[<prev] [next>] [<thread-prev] [thread-next>] [day] [month] [year] [list]
Message-ID: <alpine.DEB.1.10.0809291643570.8145@gandalf.stny.rr.com>
Date: Mon, 29 Sep 2008 17:24:17 -0400 (EDT)
From: Steven Rostedt <rostedt@...dmis.org>
To: Mathieu Desnoyers <mathieu.desnoyers@...ymtl.ca>
cc: Peter Zijlstra <a.p.zijlstra@...llo.nl>,
linux-kernel@...r.kernel.org, Martin Bligh <mbligh@...gle.com>,
prasad@...ux.vnet.ibm.com,
Linus Torvalds <torvalds@...ux-foundation.org>,
Thomas Gleixner <tglx@...utronix.de>, od@...e.com,
"Frank Ch. Eigler" <fche@...hat.com>,
Andrew Morton <akpm@...ux-foundation.org>, hch@....de,
David Wilder <dwilder@...ibm.com>,
Tom Zanussi <zanussi@...cast.net>
Subject: Re: [RFC PATCH] LTTng relay buffer allocation, read, write
On Mon, 29 Sep 2008, Mathieu Desnoyers wrote:
> > >
> > > Ok, I'll try to explain my point of view. The thing is : I want those
> > > binary buffers to be exported to userspace, and I fear that the approach
> > > taken by Steven (let's write "simple" C structure directly into the
> > > buffers) will in fact be much more _complex_ (due to subtle compiler
> > > dependencies) that doing our own event payload (event data) format.
> >
> > The only compiler dependant thing in there is the bitfield, which could
> > be recoded using regular bitops.
> >
> > I'm not seeing anything particularly worrysome about that.
> >
>
>
> +struct ring_buffer_event {
> + u32 type:2, len:3, time_delta:27;
> + u32 array[];
> +};
>
> I am mostly talking about what goes in the array[] part of the event.

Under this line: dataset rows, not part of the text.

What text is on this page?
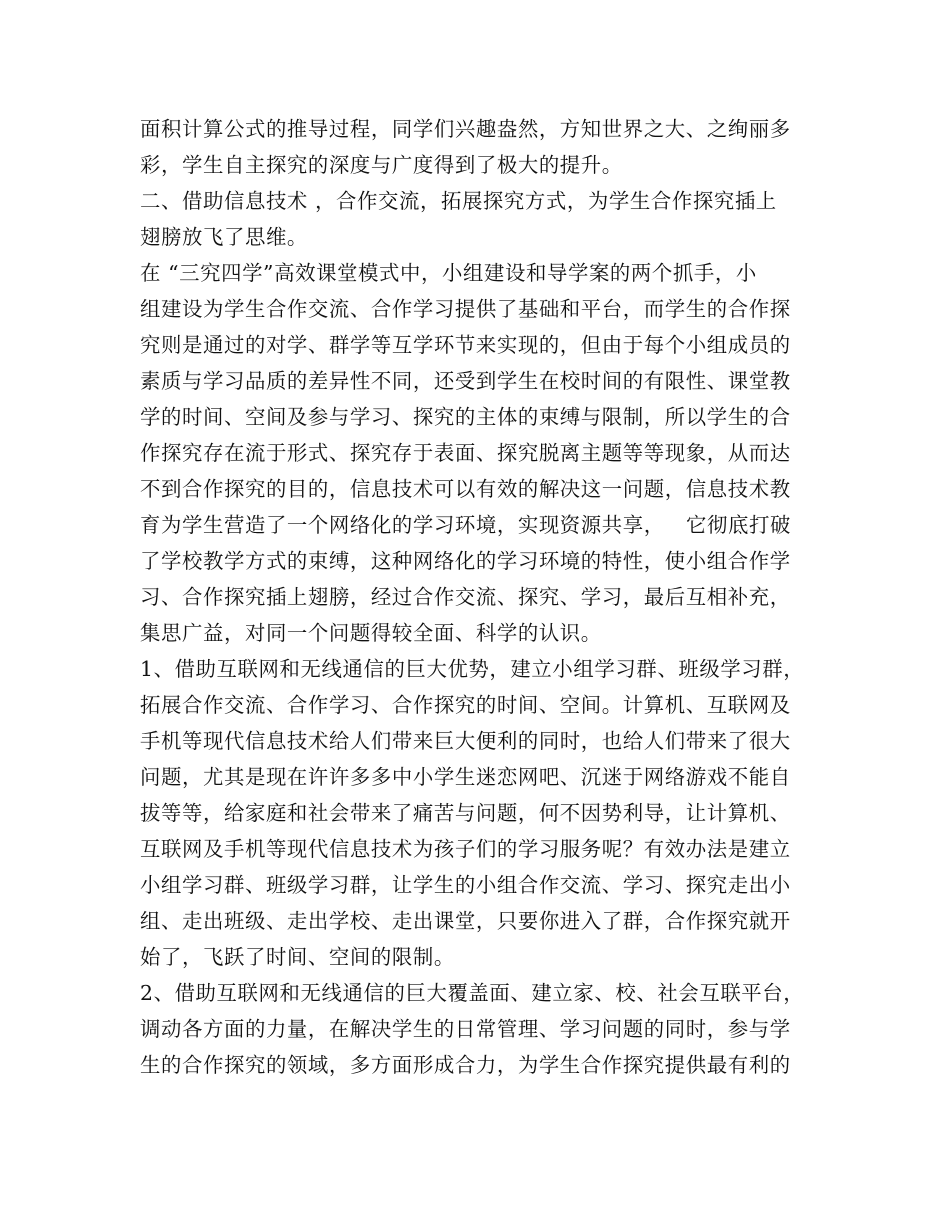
面积计算公式的推导过程，同学们兴趣盎然，方知世界之大、之绚丽多
彩，学生自主探究的深度与广度得到了极大的提升。
二、借助信息技术 ，合作交流，拓展探究方式，为学生合作探究插上
翅膀放飞了思维。
在 “三究四学”高效课堂模式中，小组建设和导学案的两个抓手，小
组建设为学生合作交流、合作学习提供了基础和平台，而学生的合作探
究则是通过的对学、群学等互学环节来实现的，但由于每个小组成员的
素质与学习品质的差异性不同，还受到学生在校时间的有限性、课堂教
学的时间、空间及参与学习、探究的主体的束缚与限制，所以学生的合
作探究存在流于形式、探究存于表面、探究脱离主题等等现象，从而达
不到合作探究的目的，信息技术可以有效的解决这一问题，信息技术教
育为学生营造了一个网络化的学习环境，实现资源共享，   它彻底打破
了学校教学方式的束缚，这种网络化的学习环境的特性，使小组合作学
习、合作探究插上翅膀，经过合作交流、探究、学习，最后互相补充，
集思广益，对同一个问题得较全面、科学的认识。
1、借助互联网和无线通信的巨大优势，建立小组学习群、班级学习群，
拓展合作交流、合作学习、合作探究的时间、空间。计算机、互联网及
手机等现代信息技术给人们带来巨大便利的同时，也给人们带来了很大
问题，尤其是现在许许多多中小学生迷恋网吧、沉迷于网络游戏不能自
拔等等，给家庭和社会带来了痛苦与问题，何不因势利导，让计算机、
互联网及手机等现代信息技术为孩子们的学习服务呢？有效办法是建立
小组学习群、班级学习群，让学生的小组合作交流、学习、探究走出小
组、走出班级、走出学校、走出课堂，只要你进入了群，合作探究就开
始了，飞跃了时间、空间的限制。
2、借助互联网和无线通信的巨大覆盖面、建立家、校、社会互联平台，
调动各方面的力量，在解决学生的日常管理、学习问题的同时，参与学
生的合作探究的领域，多方面形成合力，为学生合作探究提供最有利的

> This will be where the complex typing will occur.
Only on the reader side.
>
>
> > > Also, things such as
> > > ring_buffer_lock: A way to lock the entire buffer.
> > > ring_buffer_unlock: unlock the buffer.
> > > will probably become a problem when trying to go for a more efficient
> > > locking scheme.
> >
> > You can do
> >
> > stop:
> > cpu_buffer->stop=1;
> > smp_wmb();
> > sched_sync();
> >
> > start:
> > smp_wmb();
> > cpu_buffer->stop=0;
> >
> >
> > write:
> > if (unlikely(smp_rmb(), cpu_buffer->stop))) {
> > return -EBUSY;
> > or
> > while (cpu_buffer->stop)
> > cpu_relax();
> > }
> >
> > The read in the fast path is just a read, nothing fancy...
> >
>
> That will stop tracing if you want to read a trace at the same time you
> want to write it, which does not permit continuous streaming.
Agree, we can do better than that.
>
> I agree that such start/stop is needed to control tracing on/off, but it
> should be separate from the actual writer/reader locking.
yep
>
> > > ring_buffer_peek: Look at a next item in the cpu buffer.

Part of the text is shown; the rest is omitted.